Expression of ferritin, transferrin receptor, and non-specific resistance associated macrophage proteins 1 and 2 (Nramp1 and Nramp2) in the human rheumatoid synovium

A complex chain of events, perhaps initiated by proinflammatory cytokines, may culminate in a toxic build up of iron in the rheumatoid joint.

The distribution of ferritin, transferrin receptor, and non-specific resistance associated macrophage proteins 1 and 2 (Nramp1 and Nramp2) in the human rheumatoid synovium was investigated by immunocytochemistry and reverse transcriptase-polymerase chain reaction (RT-PCR).

To gain a better understanding of how iron accumulates in human rheumatoid synovium.

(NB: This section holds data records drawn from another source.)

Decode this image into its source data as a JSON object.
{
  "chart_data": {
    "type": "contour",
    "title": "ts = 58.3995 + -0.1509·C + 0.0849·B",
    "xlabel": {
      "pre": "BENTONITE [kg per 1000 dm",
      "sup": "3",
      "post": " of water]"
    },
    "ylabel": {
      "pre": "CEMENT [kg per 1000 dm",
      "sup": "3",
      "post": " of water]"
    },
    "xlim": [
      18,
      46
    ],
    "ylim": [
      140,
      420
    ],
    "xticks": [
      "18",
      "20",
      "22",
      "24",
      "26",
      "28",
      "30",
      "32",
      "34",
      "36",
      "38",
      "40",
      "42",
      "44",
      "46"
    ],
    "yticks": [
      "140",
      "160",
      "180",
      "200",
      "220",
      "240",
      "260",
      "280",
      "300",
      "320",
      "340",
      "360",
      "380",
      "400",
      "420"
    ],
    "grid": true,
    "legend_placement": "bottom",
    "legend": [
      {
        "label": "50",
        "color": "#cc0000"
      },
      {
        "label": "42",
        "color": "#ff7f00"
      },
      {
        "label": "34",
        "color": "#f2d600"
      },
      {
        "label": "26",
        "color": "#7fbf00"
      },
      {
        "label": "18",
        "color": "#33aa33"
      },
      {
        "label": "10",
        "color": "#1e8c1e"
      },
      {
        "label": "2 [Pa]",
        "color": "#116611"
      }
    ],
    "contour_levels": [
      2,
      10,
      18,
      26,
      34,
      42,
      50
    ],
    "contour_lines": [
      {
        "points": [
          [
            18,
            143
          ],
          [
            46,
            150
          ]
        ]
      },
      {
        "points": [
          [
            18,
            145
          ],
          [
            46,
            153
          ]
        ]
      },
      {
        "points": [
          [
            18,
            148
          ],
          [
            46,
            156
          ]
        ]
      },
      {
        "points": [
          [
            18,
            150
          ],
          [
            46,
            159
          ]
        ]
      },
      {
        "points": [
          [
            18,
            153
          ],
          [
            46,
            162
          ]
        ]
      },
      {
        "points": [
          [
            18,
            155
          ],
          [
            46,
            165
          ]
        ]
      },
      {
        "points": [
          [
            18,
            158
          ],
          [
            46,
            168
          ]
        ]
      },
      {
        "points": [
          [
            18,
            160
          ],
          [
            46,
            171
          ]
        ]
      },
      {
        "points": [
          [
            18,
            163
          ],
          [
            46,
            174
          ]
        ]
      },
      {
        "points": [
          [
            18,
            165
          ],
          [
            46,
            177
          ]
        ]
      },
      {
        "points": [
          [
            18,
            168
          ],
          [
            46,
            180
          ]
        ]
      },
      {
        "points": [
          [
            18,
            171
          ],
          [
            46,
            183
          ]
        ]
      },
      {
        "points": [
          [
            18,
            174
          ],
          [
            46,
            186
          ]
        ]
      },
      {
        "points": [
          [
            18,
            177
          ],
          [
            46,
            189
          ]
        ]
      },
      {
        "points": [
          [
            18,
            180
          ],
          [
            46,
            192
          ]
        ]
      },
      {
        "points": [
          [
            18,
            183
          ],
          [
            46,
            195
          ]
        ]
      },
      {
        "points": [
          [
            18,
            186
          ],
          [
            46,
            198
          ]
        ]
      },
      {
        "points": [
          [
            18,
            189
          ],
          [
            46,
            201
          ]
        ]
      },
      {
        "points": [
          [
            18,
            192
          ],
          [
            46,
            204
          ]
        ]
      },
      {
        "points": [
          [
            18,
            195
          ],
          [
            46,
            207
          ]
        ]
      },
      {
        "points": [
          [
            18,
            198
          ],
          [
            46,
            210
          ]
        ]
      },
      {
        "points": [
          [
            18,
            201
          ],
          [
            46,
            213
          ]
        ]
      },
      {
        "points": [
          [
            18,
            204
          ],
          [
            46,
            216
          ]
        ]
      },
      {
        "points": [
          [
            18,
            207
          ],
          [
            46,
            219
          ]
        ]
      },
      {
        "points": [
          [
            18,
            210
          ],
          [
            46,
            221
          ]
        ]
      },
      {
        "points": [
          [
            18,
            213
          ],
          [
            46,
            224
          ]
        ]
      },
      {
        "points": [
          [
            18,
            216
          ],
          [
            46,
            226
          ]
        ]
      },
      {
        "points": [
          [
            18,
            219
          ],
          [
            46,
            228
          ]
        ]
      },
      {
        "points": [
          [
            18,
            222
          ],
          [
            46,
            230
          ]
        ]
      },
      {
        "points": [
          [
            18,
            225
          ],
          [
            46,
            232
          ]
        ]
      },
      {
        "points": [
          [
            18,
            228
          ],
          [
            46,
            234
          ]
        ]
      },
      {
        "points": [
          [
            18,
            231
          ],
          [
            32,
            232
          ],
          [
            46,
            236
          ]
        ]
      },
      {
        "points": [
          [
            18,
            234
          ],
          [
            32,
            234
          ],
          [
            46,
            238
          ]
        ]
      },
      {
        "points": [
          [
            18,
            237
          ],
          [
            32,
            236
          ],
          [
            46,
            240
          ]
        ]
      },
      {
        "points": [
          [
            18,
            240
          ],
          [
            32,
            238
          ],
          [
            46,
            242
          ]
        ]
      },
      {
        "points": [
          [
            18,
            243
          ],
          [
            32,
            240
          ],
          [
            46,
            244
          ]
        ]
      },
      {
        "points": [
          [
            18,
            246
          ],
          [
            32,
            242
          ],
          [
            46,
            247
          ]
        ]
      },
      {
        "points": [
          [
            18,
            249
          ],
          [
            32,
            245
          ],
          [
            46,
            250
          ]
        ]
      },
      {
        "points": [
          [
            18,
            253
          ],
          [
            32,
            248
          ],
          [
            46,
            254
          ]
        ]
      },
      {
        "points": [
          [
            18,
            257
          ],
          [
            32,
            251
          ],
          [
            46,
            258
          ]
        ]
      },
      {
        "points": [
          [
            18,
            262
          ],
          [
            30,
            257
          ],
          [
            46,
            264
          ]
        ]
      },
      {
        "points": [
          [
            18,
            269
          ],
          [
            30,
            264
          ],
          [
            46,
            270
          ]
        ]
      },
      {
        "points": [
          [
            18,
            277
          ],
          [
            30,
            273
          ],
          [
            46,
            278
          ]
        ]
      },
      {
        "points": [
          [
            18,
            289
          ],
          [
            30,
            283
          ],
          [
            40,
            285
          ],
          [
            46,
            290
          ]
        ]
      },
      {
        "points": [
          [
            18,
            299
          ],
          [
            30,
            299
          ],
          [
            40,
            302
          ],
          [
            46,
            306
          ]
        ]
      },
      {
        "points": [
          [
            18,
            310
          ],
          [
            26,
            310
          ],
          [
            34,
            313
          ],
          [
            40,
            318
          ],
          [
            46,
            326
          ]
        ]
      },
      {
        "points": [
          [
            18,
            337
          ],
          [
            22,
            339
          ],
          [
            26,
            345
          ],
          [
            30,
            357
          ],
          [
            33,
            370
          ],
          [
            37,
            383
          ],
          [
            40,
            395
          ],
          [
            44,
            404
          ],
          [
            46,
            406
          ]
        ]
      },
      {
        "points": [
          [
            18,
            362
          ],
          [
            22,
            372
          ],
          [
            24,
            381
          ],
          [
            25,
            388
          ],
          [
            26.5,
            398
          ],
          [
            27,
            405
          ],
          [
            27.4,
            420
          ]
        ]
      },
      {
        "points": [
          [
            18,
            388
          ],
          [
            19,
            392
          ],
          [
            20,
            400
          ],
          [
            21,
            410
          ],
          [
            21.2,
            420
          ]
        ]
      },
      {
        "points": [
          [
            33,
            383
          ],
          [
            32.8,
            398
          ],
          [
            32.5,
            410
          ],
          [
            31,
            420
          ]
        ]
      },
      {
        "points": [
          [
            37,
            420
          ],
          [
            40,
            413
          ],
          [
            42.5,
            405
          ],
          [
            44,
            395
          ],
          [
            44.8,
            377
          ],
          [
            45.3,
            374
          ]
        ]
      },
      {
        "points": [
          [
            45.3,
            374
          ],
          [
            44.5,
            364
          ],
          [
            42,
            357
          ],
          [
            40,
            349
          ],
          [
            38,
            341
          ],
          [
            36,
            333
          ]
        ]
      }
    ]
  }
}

Both heavy and light ferritin subunit types were detected in the lining layer and the subinitimal zone of rheumatoid synovium, heavy ferritin generally being more abundant than light. Both heavy and light ferritin were detected in isolated synovial macrophages and fibroblasts. Transferrin receptor expression was largely confined to fibroblasts of the synovial lining layer. Nramp2 was detected by PCR in both isolated synovial macrophages and fibroblasts, whereas Nramp1 was detected by PCR and immunocytochemistry in macrophages and neutrophils in the lining and subinitimal zone, and in inflammatory infiltrates, but was absent from fibroblasts.